[ycmbntrthrwaway]

> but given that it seems to makes no attempt to remove C3 and C2 bytes from elsewhere in the machine code, that ROP tools will in fact continue to work just fine.

To use ROP you need not only the RET instruction, but the code before it. You want to execute some existing function and return only then, not just return.

Buffer overflow attacks rely on overwriting return address, which is stored on the stack, with address of some code that attacker wants to execute. But if before returning the function XORs the value attacker used with some value he does not know, it is impossible for attacker to start ROP chain.

Though like with ASLR, it is possible to defeat this with a leak. If attacker can defeat ASLR, he likely can defeat this as well.

[RolfRolles]

As I said to the other user who replied to a similar comment, these observations apply only to exploitation of stack buffer overflows, and hence don't rebut what I've said about this not mitigating ROP as a general technique (which is also used in the exploitation of non-stack-based vulnerabilities like use-after-free).

[shaded-enmity]

Exactly, but also, ROP is not solely about RET instructions, but the general technique is applicable to other forms of control transfer like unconditional absolute/relative jumps as well. Some time ago I did an analysis on this topic [1] using radare2 - I was curious what number of ROP gadgets is present in a healthy instruction stream (I call those implicit, and those are mostly comprised of function epilogues) and what number of gadgets can be formed by jumping into the "middle" of some instruction (explicit gadgets). The idea was to get rid of dangerous ModRegRm/SIB/XOP prefixes at the compiler level, see last table at [2] for example ModRegRM bytes - if your compiler decides to move something between RAX and {RDX,RBX} it will unavoidably emit C2/C3 bytes as well. Another thing are immediate and constant values, which are literally embedded in the instruction stream so if I have a code like:

   something = 0xc351c131485958

For which the compiler can generate:

   movabs rdx,0xc351c131485958

Just by using unfortunate value for something at the code level I've actually introduced a new gadget into the program:

   pop rax       // 0x58
   pop rcx       // 0x59
   xor rcx, rax  // 0x48 0x31 0xc1
   push rcx      // 0x51
   ret           // 0xc3

Not sure how it turned out, but I heard someone from GCC was trying to implement a mitigation strategy based on this idea.

[1]: https://github.com/shaded-enmity/r2-ropstats [2]: http://www.asmpedia.org/index.php?title=ModRegRM_byte_(32/64...

[ycmbntrthrwaway]

You have not replied to this:

> To use ROP you need not only the RET instruction, but the code before it. You want to execute some existing function and return only then, not just return.

Ok, you found RET in some unexpected place, like an immediate value. But do you want to execute the code before it? Most likely it is just garbage.
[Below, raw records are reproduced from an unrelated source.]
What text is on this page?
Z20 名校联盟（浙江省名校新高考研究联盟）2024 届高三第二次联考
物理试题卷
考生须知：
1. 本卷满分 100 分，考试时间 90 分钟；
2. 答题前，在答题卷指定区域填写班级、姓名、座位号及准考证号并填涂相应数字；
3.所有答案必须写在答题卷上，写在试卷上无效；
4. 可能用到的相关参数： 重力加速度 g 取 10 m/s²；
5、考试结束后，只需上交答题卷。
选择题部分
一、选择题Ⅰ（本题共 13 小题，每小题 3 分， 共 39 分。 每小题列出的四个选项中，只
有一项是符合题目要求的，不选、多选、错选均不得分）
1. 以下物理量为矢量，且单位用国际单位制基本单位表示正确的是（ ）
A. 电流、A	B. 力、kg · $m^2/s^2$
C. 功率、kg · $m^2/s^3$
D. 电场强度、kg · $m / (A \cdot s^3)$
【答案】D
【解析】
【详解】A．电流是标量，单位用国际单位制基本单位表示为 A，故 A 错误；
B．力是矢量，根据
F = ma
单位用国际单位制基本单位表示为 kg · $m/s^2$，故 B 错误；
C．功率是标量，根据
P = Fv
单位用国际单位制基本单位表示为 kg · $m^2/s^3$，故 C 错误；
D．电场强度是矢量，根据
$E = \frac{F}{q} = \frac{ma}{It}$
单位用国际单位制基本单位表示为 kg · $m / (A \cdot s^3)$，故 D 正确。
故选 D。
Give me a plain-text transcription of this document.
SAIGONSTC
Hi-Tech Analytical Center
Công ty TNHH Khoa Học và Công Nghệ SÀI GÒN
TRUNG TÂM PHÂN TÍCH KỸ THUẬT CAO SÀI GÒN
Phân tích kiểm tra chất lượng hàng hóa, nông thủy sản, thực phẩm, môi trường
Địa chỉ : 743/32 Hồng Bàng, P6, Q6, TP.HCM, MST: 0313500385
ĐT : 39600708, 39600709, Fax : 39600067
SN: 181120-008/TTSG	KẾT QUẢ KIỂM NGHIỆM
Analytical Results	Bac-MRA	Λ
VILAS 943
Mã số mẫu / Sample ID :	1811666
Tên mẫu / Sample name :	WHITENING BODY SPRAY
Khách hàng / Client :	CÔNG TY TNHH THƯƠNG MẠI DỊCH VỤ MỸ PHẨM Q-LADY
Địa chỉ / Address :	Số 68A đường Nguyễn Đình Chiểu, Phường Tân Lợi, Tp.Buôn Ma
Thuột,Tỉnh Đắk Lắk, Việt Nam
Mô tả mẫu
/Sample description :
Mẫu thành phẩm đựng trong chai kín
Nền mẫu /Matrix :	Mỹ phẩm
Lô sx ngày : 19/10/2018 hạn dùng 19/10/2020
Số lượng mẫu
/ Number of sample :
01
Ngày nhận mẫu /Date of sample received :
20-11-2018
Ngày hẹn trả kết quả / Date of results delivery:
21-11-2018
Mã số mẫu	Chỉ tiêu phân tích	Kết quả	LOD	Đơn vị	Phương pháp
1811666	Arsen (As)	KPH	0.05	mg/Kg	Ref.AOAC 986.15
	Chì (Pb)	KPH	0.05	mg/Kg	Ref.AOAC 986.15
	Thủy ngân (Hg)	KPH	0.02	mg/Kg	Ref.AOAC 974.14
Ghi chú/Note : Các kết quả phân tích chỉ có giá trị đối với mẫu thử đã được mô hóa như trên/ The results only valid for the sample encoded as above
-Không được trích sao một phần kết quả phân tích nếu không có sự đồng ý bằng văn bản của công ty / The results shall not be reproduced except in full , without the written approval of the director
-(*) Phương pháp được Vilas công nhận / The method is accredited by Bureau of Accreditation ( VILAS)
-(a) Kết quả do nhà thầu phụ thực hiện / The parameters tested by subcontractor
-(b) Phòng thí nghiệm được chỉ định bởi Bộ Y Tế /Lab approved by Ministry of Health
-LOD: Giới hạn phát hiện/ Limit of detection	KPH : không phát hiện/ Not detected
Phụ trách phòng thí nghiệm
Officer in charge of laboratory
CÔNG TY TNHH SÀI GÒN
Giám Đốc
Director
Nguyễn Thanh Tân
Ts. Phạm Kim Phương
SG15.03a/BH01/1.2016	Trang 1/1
Usually you want to return to mprotect() and then chain somewhere else from it. With this mitigation even if you manage to jump to mprotect() function, you will not be able to make it chain to the next function you want.

[RolfRolles]

Yes, gadgets arising from non-epilogue instances of C2/C3 are used frequently. In fact they are most often critical and the ROP exploit would not work without them.